My phone was back and the battle almost won.
All that remained was to run the software that gave me root access to the kernel — which took about five minutes, four minutes longer than it should due to me mistaking it for an Android app instead of the Windows executable it really was — and to actually perform the exorcisms of silence and sanity in the name of which I'd gone through all of the above.
The first job in my role as Omnipotent Phone Deity was stopping the shutter noise. The most highly recommended fix, according to a consensus across the forums, was to create a small configuration file in the right directory on the phone.
You need root access to do that. I had root access. I did that.
Anticipating the moment of triumph, I took a photograph. And tasted failure: the donkey bit the apple as rudely as ever.
A few other suggested fixes later, it was not going away. It's still not clear why some fixes work for some people and not for others, except that Murphy's law clearly states none of them were going to work for me.
One last and surely unstoppable answer remained, to find and delete the shutter sample audio file. It was, I learned, called shutter_01.ogg (yes! Ogg lives!) and it lived in the /system/media/audio/ui folder. Now, if only I could navigate there: the phone was still guarding those secrets well, and none of the file managers I had on the phone or the USB file system mounts could see it. Back to Google and asking what felt like gratuitously obvious questions: after nearly thirty years in the belly of technology, I had to ask how to see a system folder? Apparently so.
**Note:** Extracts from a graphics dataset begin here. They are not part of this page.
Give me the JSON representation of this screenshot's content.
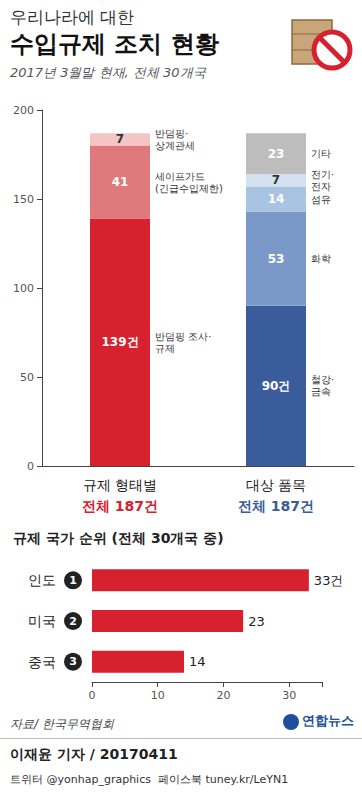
{
  "header": {
    "kicker": "우리나라에 대한",
    "title": "수입규제 조치 현황",
    "subtitle": "2017년 3월말 현재, 전체 30개국"
  },
  "chart_data": [
    {
      "type": "bar",
      "stacked": true,
      "data_labels": true,
      "grid": false,
      "categories": [
        "규제 형태별",
        "대상 품목"
      ],
      "annotations": [
        "전체 187건",
        "전체 187건"
      ],
      "ylim": [
        0,
        200
      ],
      "yticks": [
        0,
        50,
        100,
        150,
        200
      ],
      "series": [
        {
          "name": "반덤핑 조사·\n규제",
          "color": "#d7212e",
          "values": [
            139,
            null
          ],
          "value_labels": [
            "139건",
            null
          ]
        },
        {
          "name": "세이프가드\n(긴급수입제한)",
          "color": "#e0797b",
          "values": [
            41,
            null
          ],
          "value_labels": [
            "41",
            null
          ]
        },
        {
          "name": "반덤핑·\n상계관세",
          "color": "#f3c5c4",
          "values": [
            7,
            null
          ],
          "value_labels": [
            "7",
            null
          ]
        },
        {
          "name": "철강·\n금속",
          "color": "#3b5c9a",
          "values": [
            null,
            90
          ],
          "value_labels": [
            null,
            "90건"
          ]
        },
        {
          "name": "화학",
          "color": "#7a99c9",
          "values": [
            null,
            53
          ],
          "value_labels": [
            null,
            "53"
          ]
        },
        {
          "name": "섬유",
          "color": "#a9c3e3",
          "values": [
            null,
            14
          ],
          "value_labels": [
            null,
            "14"
          ]
        },
        {
          "name": "전기·\n전자",
          "color": "#d2e0f0",
          "values": [
            null,
            7
          ],
          "value_labels": [
            null,
            "7"
          ]
        },
        {
          "name": "기타",
          "color": "#bdbdbd",
          "values": [
            null,
            23
          ],
          "value_labels": [
            null,
            "23"
          ]
        }
      ]
    },
    {
      "type": "bar",
      "orientation": "horizontal",
      "title": "규제 국가 순위 (전체 30개국 중)",
      "data_labels": true,
      "grid": false,
      "categories": [
        "인도",
        "미국",
        "중국"
      ],
      "ranks": [
        "1",
        "2",
        "3"
      ],
      "values": [
        33,
        23,
        14
      ],
      "value_labels": [
        "33건",
        "23",
        "14"
      ],
      "color": "#d7212e",
      "xlim": [
        0,
        35
      ],
      "xticks": [
        0,
        10,
        20,
        30
      ]
    }
  ],
  "footer": {
    "source": "자료/ 한국무역협회",
    "logo": "연합뉴스",
    "author": "이재윤 기자 / 20170411",
    "social": "트위터 @yonhap_graphics  페이스북 tuney.kr/LeYN1"
  }
}
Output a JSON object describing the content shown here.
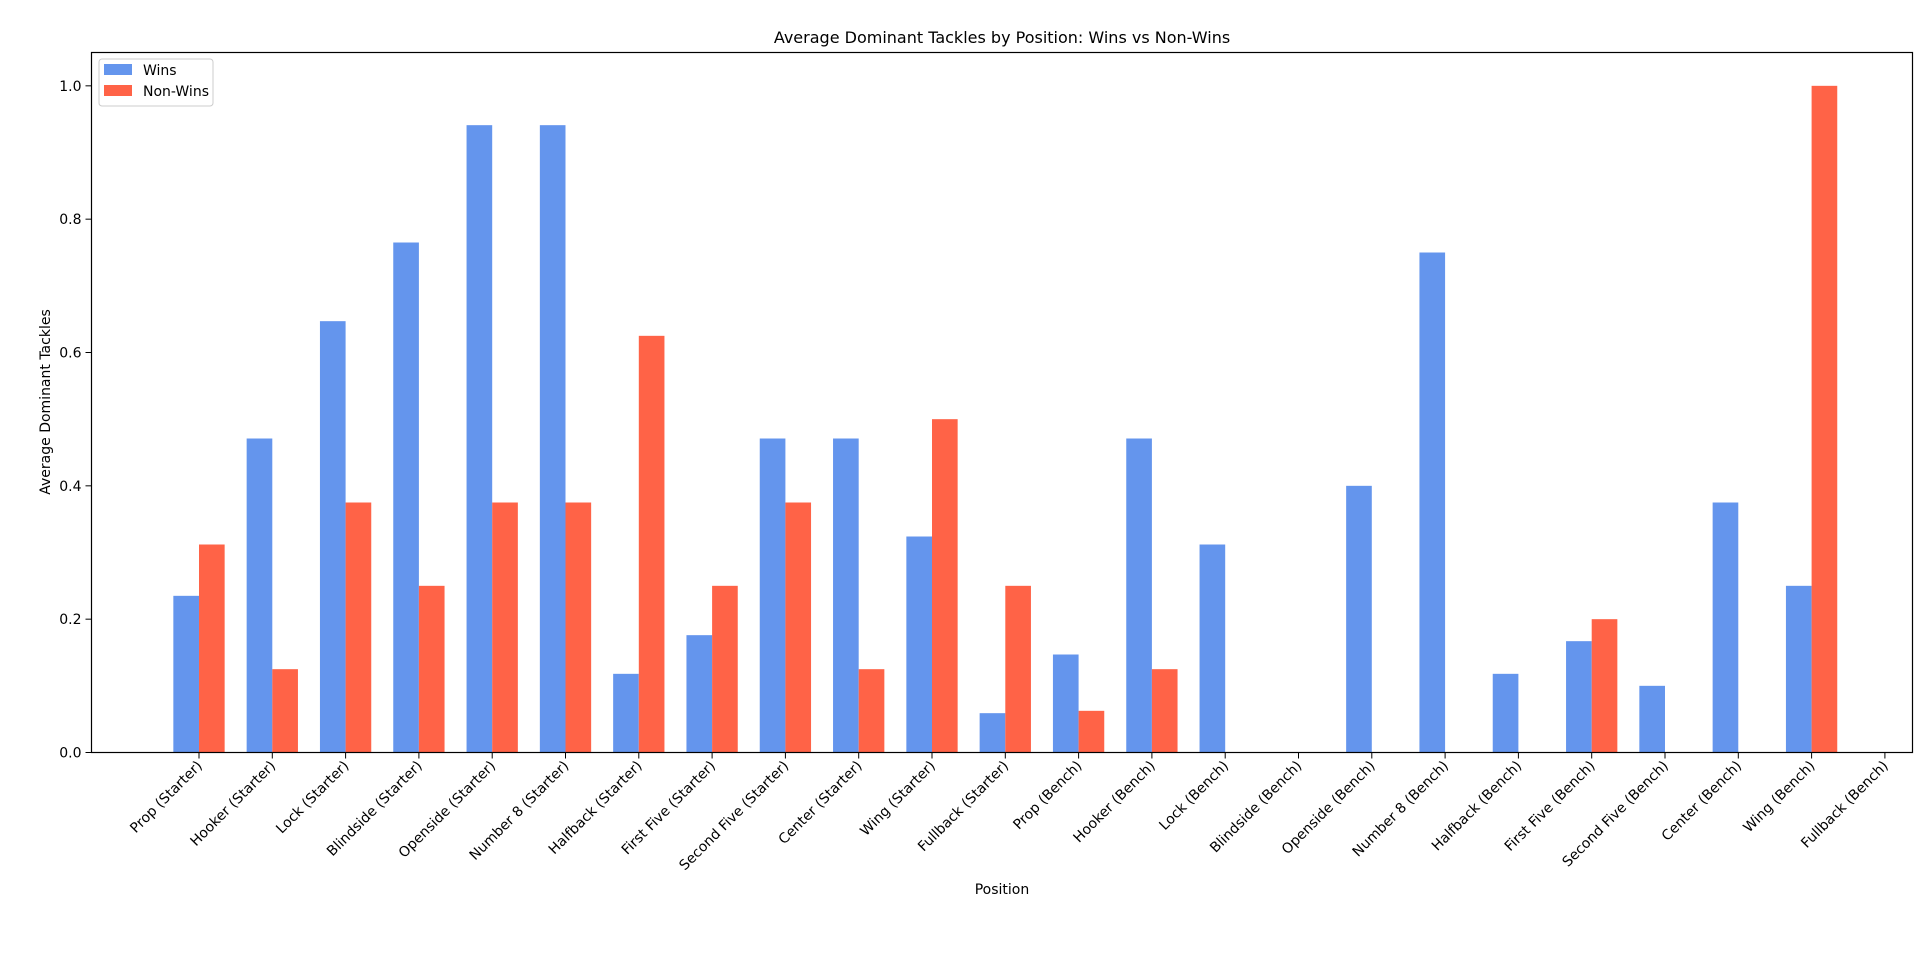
{
  "chart_data": {
    "type": "bar",
    "title": "Average Dominant Tackles by Position: Wins vs Non-Wins",
    "xlabel": "Position",
    "ylabel": "Average Dominant Tackles",
    "ylim": [
      0,
      1.05
    ],
    "yticks": [
      0.0,
      0.2,
      0.4,
      0.6,
      0.8,
      1.0
    ],
    "ytick_labels": [
      "0.0",
      "0.2",
      "0.4",
      "0.6",
      "0.8",
      "1.0"
    ],
    "grid": false,
    "legend": "top-left",
    "categories": [
      "Prop (Starter)",
      "Hooker (Starter)",
      "Lock (Starter)",
      "Blindside (Starter)",
      "Openside (Starter)",
      "Number 8 (Starter)",
      "Halfback (Starter)",
      "First Five (Starter)",
      "Second Five (Starter)",
      "Center (Starter)",
      "Wing (Starter)",
      "Fullback (Starter)",
      "Prop (Bench)",
      "Hooker (Bench)",
      "Lock (Bench)",
      "Blindside (Bench)",
      "Openside (Bench)",
      "Number 8 (Bench)",
      "Halfback (Bench)",
      "First Five (Bench)",
      "Second Five (Bench)",
      "Center (Bench)",
      "Wing (Bench)",
      "Fullback (Bench)"
    ],
    "series": [
      {
        "name": "Wins",
        "color": "#6495ED",
        "values": [
          0.235,
          0.471,
          0.647,
          0.765,
          0.941,
          0.941,
          0.118,
          0.176,
          0.471,
          0.471,
          0.324,
          0.059,
          0.147,
          0.471,
          0.312,
          0.0,
          0.4,
          0.75,
          0.118,
          0.167,
          0.1,
          0.375,
          0.25,
          0.0
        ]
      },
      {
        "name": "Non-Wins",
        "color": "#FF6347",
        "values": [
          0.312,
          0.125,
          0.375,
          0.25,
          0.375,
          0.375,
          0.625,
          0.25,
          0.375,
          0.125,
          0.5,
          0.25,
          0.0625,
          0.125,
          0.0,
          0.0,
          0.0,
          0.0,
          0.0,
          0.2,
          0.0,
          0.0,
          1.0,
          0.0
        ]
      }
    ]
  }
}
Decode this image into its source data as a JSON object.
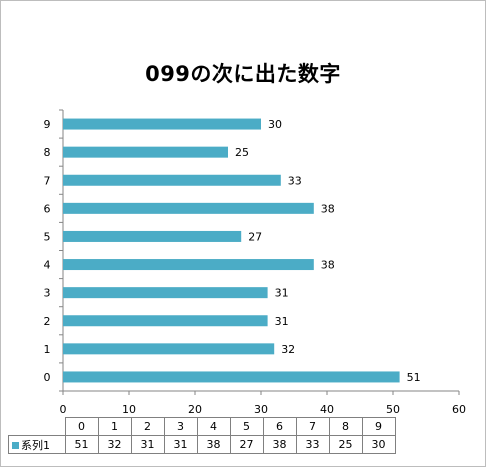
{
  "chart_data": {
    "type": "bar",
    "orientation": "horizontal",
    "title": "099の次に出た数字",
    "categories": [
      "0",
      "1",
      "2",
      "3",
      "4",
      "5",
      "6",
      "7",
      "8",
      "9"
    ],
    "series": [
      {
        "name": "系列1",
        "values": [
          51,
          32,
          31,
          31,
          38,
          27,
          38,
          33,
          25,
          30
        ]
      }
    ],
    "xlim": [
      0,
      60
    ],
    "xticks": [
      "0",
      "10",
      "20",
      "30",
      "40",
      "50",
      "60"
    ],
    "grid": false,
    "legend": "data-table",
    "bar_color": "#4BACC6",
    "data_labels": true
  }
}
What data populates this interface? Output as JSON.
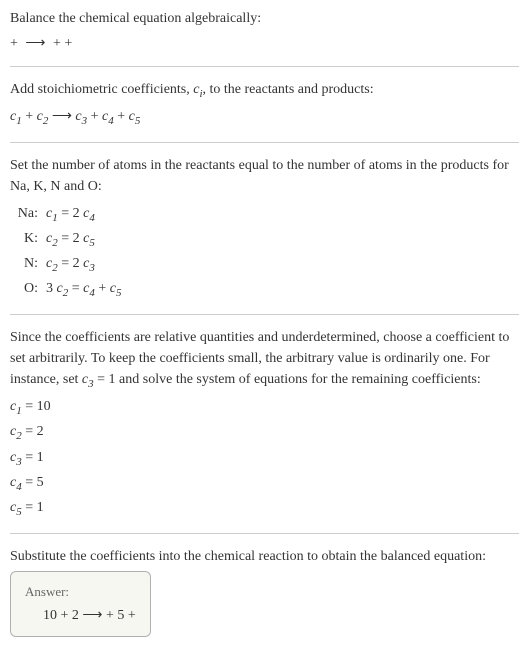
{
  "colors": {
    "text": "#333333",
    "divider": "#cccccc",
    "answer_bg": "#f7f7f2",
    "answer_border": "#b0b0b0",
    "answer_label": "#666666",
    "background": "#ffffff"
  },
  "fonts": {
    "body_family": "Georgia, 'Times New Roman', serif",
    "body_size": 14,
    "sub_size": 11,
    "answer_label_size": 13
  },
  "intro": {
    "line1": "Balance the chemical equation algebraically:",
    "reaction_lhs": " + ",
    "arrow": "⟶",
    "reaction_rhs": " +  + "
  },
  "stoich": {
    "text_pre": "Add stoichiometric coefficients, ",
    "ci": "c",
    "ci_sub": "i",
    "text_post": ", to the reactants and products:",
    "eq_parts": {
      "c1": "c",
      "s1": "1",
      "plus1": " + ",
      "c2": "c",
      "s2": "2",
      "arrow": " ⟶ ",
      "c3": "c",
      "s3": "3",
      "plus2": " + ",
      "c4": "c",
      "s4": "4",
      "plus3": " + ",
      "c5": "c",
      "s5": "5"
    }
  },
  "atoms": {
    "intro": "Set the number of atoms in the reactants equal to the number of atoms in the products for Na, K, N and O:",
    "rows": [
      {
        "label": "Na:",
        "lhs_c": "c",
        "lhs_s": "1",
        "eq": " = 2 ",
        "rhs_c": "c",
        "rhs_s": "4"
      },
      {
        "label": "K:",
        "lhs_c": "c",
        "lhs_s": "2",
        "eq": " = 2 ",
        "rhs_c": "c",
        "rhs_s": "5"
      },
      {
        "label": "N:",
        "lhs_c": "c",
        "lhs_s": "2",
        "eq": " = 2 ",
        "rhs_c": "c",
        "rhs_s": "3"
      },
      {
        "label": "O:",
        "lhs_pre": "3 ",
        "lhs_c": "c",
        "lhs_s": "2",
        "eq": " = ",
        "rhs_c": "c",
        "rhs_s": "4",
        "plus": " + ",
        "rhs2_c": "c",
        "rhs2_s": "5"
      }
    ]
  },
  "solve": {
    "text1": "Since the coefficients are relative quantities and underdetermined, choose a coefficient to set arbitrarily. To keep the coefficients small, the arbitrary value is ordinarily one. For instance, set ",
    "set_c": "c",
    "set_s": "3",
    "set_val": " = 1",
    "text2": " and solve the system of equations for the remaining coefficients:",
    "coefs": [
      {
        "c": "c",
        "s": "1",
        "val": " = 10"
      },
      {
        "c": "c",
        "s": "2",
        "val": " = 2"
      },
      {
        "c": "c",
        "s": "3",
        "val": " = 1"
      },
      {
        "c": "c",
        "s": "4",
        "val": " = 5"
      },
      {
        "c": "c",
        "s": "5",
        "val": " = 1"
      }
    ]
  },
  "substitute": {
    "text": "Substitute the coefficients into the chemical reaction to obtain the balanced equation:"
  },
  "answer": {
    "label": "Answer:",
    "lhs": "10  + 2 ",
    "arrow": " ⟶ ",
    "rhs": " + 5  + "
  }
}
The answer turned out to be the last piece of the jigsaw: another little utility, this one called Android Commander, written by yet another member of the xda-developers forums. In the words of an alternative mobile phone developer, it just worked. There was my system folder and there deep within was the sound file. I renamed it. I took a photograph.
The silence was delicious.
And what of TopApps? Android Commander had its own apps manager that scanned the apps I'd installed (around 60) and the ones that came with the phone (180 packages. Really). I let it build up its database, selected TopApps, told it to die — and it died. Gone. For good. I resisted the temptation to delete everything else I didn't want to use, keeping that power for the day that they start to annoy me. Long experience has taught me to resist the temptation to delete stuff I don't quite understand on the spurious grounds of neatness.
Now I have a phone that is closer to perfect than when I got it, as well as a much enhanced ability to sort out future problems and to reconfigure things if need be. Was it worth it? Yes, and I'd hate to have to embark on this sort of mission on any other platform. Is Android fragmented, with incoherent support and pitfalls for the unwary? Yes it is, much more so than any other platform — but if you don't want to fiddle, this doesn't matter.
Provided you can learn how to navigate the shoals, places like xda-developers have enormous amounts of good advice, good software and good ideas — and the community to keep everything safe and on track. You have to learn how to use such things, but the skills are valuable way beyond this particular task.
On a more philosophical note; it’s incredibly important to maintain a platform and the public expertise to keep this level of control open to consumers. Locked systems invite corporate and regulatory abuse. The history of the telecommunications industry before and after the advent of the true public internet is a vivid illustration of this; the battles over SOPA and other dangerous laws show it to be more relevant than ever.
Removing a shutter sound and a naff marketing app may not be the storming of the Winter Palace, but large freedoms are built of smaller ones. It’s worth the price of admission.